The flames lick her feet as ash lands softly on her cloak.

Great snowflakes of ash, particulate and singular, show briefly against the crimson wool.

Then the hem of her dress catches, at first playfully, then in earnest, and she is suddenly ablaze.

The bishop has witnessed burnings, knows how skin will blush and blister and that flesh will hiss like a boiling kettle. The terrible smell. The screams.

But she is silent, eyes to the sky.

In the future, from Rome, he will wonder at what happened next.

Robed men will ask him. He won’t be sure, and the doubt will puncture his days and tatter his nights.

For what he saw is not what others saw, and the paths that diverge from that moment are antipodal, inconceivable, cannot be held together. He saw what he saw. Others saw more.

In that moment, this moment, several things at once possible and impossible happen.

Throughout the city, weathercocks twist on their steeples, gold and iron birds turning north, twisting south, wrenching to the east, pivoting west. A strange static excites the atmosphere.

The faithful feel a tingle mount their spines.

The chanting stops. Gray slabs of cloud and pearl begin to scrape against each other like layers of ocean current, moving out from the square, forming branching roads in five directions.

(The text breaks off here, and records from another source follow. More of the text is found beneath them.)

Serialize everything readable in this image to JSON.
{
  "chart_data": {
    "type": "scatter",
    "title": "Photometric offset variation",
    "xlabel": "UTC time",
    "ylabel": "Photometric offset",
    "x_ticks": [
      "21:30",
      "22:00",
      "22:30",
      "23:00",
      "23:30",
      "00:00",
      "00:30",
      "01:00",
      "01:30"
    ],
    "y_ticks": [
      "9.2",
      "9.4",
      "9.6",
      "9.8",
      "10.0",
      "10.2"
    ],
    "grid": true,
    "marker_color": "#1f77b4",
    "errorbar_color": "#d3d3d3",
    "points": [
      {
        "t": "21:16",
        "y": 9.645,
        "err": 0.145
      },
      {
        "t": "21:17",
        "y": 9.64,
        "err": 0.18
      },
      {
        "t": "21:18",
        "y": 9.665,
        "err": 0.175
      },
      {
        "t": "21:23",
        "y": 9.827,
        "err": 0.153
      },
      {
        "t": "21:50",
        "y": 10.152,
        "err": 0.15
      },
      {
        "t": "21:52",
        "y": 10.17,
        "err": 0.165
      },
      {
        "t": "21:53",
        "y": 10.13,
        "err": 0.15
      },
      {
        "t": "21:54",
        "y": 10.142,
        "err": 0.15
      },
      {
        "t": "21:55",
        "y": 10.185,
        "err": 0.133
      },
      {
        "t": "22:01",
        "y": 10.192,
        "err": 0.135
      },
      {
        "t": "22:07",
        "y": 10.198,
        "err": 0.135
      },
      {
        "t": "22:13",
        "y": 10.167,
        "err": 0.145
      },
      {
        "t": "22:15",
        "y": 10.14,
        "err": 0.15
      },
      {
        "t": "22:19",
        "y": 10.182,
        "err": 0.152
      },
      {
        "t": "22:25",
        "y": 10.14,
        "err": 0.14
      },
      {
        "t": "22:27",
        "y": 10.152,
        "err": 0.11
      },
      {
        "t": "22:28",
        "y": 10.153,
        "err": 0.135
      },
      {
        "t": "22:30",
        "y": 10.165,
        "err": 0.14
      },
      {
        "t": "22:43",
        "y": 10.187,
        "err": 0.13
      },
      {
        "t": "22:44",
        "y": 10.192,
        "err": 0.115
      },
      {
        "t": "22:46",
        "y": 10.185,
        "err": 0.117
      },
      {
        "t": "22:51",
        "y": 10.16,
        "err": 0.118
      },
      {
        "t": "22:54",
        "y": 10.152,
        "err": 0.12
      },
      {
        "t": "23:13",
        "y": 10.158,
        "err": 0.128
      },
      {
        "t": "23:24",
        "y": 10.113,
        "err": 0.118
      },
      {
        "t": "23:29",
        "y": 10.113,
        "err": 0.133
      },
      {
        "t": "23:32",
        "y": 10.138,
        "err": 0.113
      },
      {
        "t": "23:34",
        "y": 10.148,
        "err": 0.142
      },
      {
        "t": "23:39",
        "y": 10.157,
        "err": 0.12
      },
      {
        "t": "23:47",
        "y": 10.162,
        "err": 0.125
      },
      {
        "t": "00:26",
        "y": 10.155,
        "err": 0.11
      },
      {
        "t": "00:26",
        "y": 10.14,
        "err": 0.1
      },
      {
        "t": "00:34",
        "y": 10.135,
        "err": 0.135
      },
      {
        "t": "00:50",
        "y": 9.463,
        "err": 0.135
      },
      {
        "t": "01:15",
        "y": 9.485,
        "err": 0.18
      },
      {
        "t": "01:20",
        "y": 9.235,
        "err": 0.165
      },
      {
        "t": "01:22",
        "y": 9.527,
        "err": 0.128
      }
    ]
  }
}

The air flickers. Some will say it was a sudden haze, others remember a halcyon clarity.

People look to the sky; people look to the ground.

Jan feels his lungs fill with the smell of scorched flesh.

His eyes burn with the reflection of Aleys’s distorted face, the grimace of a woman consumed by fire.

But the legate sees what the bishop does not, that the flames are consumed by the woman, she is burning the fire, the glory is blazing and she is become a whirlwind of light and faith.

A holy perfume, the smell of flowers, infuses the air.

Sparks of spirit dance throughout the square in a contagion of wonder.

The legate witnesses the people witnessing, the tears that course their faces. He wipes his eyes and is grateful.

The beguines keep their vigil. That day and that night, they are a gray wall, immovable.

They will not permit the guards to approach.

There are rumors later. She vanished. There were no remains, no relics.

Some believe she was burned, entire, whole, by fire.

Others saw, between the flames, the flicker of a cloak of the purest sky blue. They believe she survives.